We at **ask-math **believe that educational material should be free for everyone. Please use the content of this website for in-depth understanding of the concepts. Additionally, we have created and posted videos on our youtube.

**We also offer One to One / Group Tutoring sessions / Homework help for Mathematics from Grade 4th to 12th for algebra, geometry, trigonometry, pre-calculus, and calculus for US, UK, Europe, South east Asia and UAE students.**

**Affiliations with Schools & Educational institutions are also welcome.**

Please reach out to us on [email protected] / Whatsapp +919998367796 / Skype id: anitagovilkar.abhijit

We will be happy to post videos as per your requirements also. Do write to us.

The product rule for differentiation of two functions 'f' and 'g' in which both the functions should be differentiable. Moreover, the derivative of is the first function times the derivative of the second, plus the second function times the derivative of the first.$\frac{\text{d}}{\text{d}x}[f(x)g(x)] =g(x) \frac{\text{d}}{\text{d}x}f(x) + f(x)\frac{\text{d}}{\text{d}x}g(x)$

$\frac{\text{d}}{\text{d}x}[f(x)g(x)] = f(x)g'(x)| + g(x)f'(x)$

$\frac{\text{d}}{\text{d}x}[u.v] = v.\frac{\text{d}u}{\text{d}x} + u.\frac{\text{d}v}{\text{d}x}$

$\frac{\text{d}}{\text{d}x}[u.v] = v.u ' + u.v '$

Note : Order of the function does not matter as addition is a commutative property.

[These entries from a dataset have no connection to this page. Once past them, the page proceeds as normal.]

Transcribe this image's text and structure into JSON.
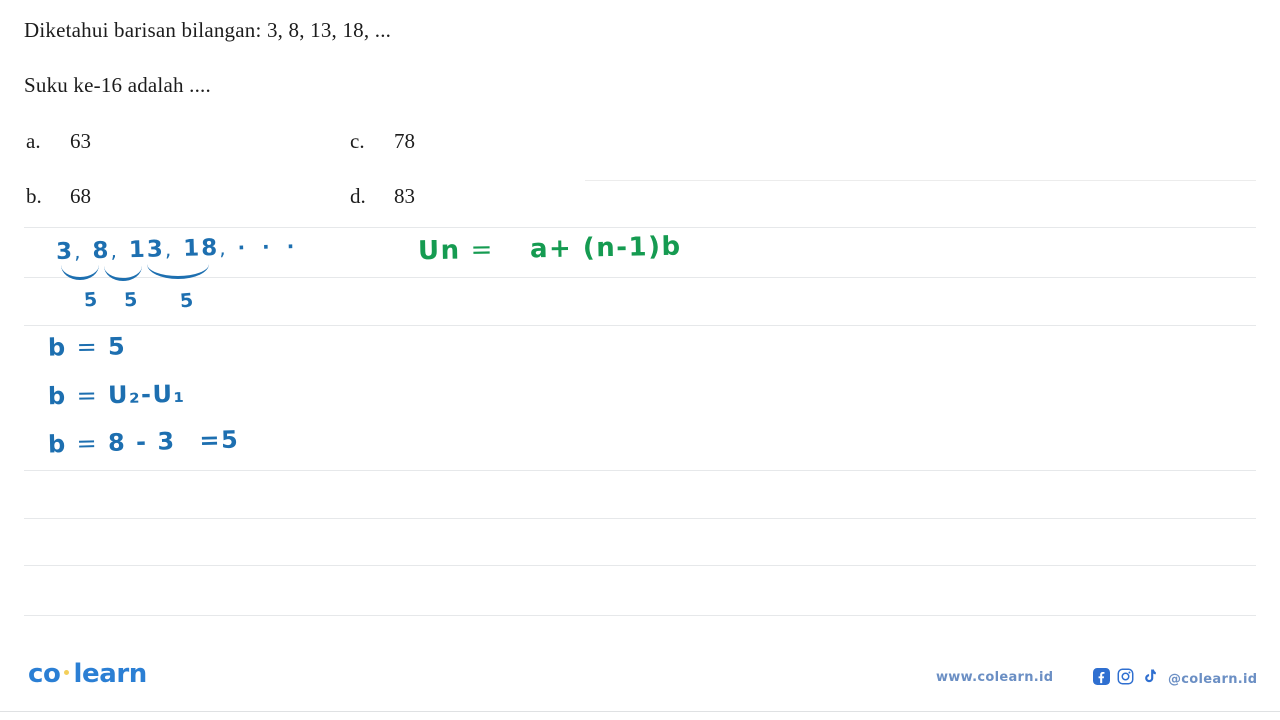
{
  "question": {
    "line1": "Diketahui barisan bilangan: 3, 8, 13, 18, ...",
    "line2": "Suku ke-16 adalah ...."
  },
  "options": [
    {
      "label": "a.",
      "value": "63"
    },
    {
      "label": "b.",
      "value": "68"
    },
    {
      "label": "c.",
      "value": "78"
    },
    {
      "label": "d.",
      "value": "83"
    }
  ],
  "annotations": {
    "sequence": {
      "terms": [
        "3",
        "8",
        "13",
        "18"
      ],
      "separator": ",",
      "ellipsis": "· · ·",
      "differences": [
        "5",
        "5",
        "5"
      ]
    },
    "formula": {
      "lhs": "Un",
      "equals": "=",
      "rhs": "a+ (n-1)b"
    },
    "work": [
      {
        "lhs": "b",
        "equals": "=",
        "rhs": "5"
      },
      {
        "lhs": "b",
        "equals": "=",
        "rhs": "U₂-U₁"
      },
      {
        "lhs": "b",
        "equals": "=",
        "rhs": "8 - 3",
        "result": "=5"
      }
    ]
  },
  "footer": {
    "logo_left": "co",
    "logo_right": "learn",
    "website": "www.colearn.id",
    "handle": "@colearn.id",
    "icons": [
      "facebook-icon",
      "instagram-icon",
      "tiktok-icon"
    ]
  },
  "colors": {
    "ink_blue": "#1d6fb0",
    "ink_green": "#159b51",
    "brand_blue": "#2b7fd4",
    "brand_yellow": "#f3cf5a",
    "rule_gray": "#e6e8ea"
  }
}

**Prove that : $\frac{\text{d}}{\text{d}x}[f(x)g(x)] =g(x) \frac{\text{d}}{\text{d}x}f(x) + f(x)\frac{\text{d}}{\text{d}x}g(x)$ **

**Proof : ** $\frac{\text{d}}{\text{d}x}[f(x)g(x)] =\lim_{\triangle x \rightarrow 0} \frac{f(x + \triangle x)g(x +\triangle x)- f(x)g(x)}{\triangle x}$

Add and subtract $f(x +\triangle x)g(x)$

$ { =\lim_{\triangle x \rightarrow 0} \frac{f(x + \triangle x)g(x +\triangle x)\color{red}{-f(x +\triangle x)g(x) +f(x +\triangle x)g(x)}- f(x)g(x)}{\triangle x}}$

=$\lim_{\triangle x \rightarrow 0}[f(x +\triangle x)\frac{g(x + \triangle x) -g(x)}{\triangle x}+ g(x)\frac{f(x + \triangle x) - f(x)}{\triangle x}]$

=$\lim_{\triangle x \rightarrow 0}[f(x +\triangle x)\frac{g(x + \triangle x) -g(x)}{\triangle x}]+ \lim_{\triangle x \rightarrow 0}[ g(x)\frac{f(x + \triangle x) - f(x)}{\triangle x}]$

=$\lim_{\triangle x \rightarrow 0}[f(x +\triangle x)\lim_{\triangle x \rightarrow 0}\frac{g(x + \triangle x) -g(x)}{\triangle x}]+ \lim_{\triangle x \rightarrow 0}g(x)\lim_{\triangle x \rightarrow 0}[\frac{f(x + \triangle x) - f(x)}{\triangle x}]$

By the definition of derivative and $\lim_{\triangle x \rightarrow 0}[f(x +\triangle x)$ = f(x)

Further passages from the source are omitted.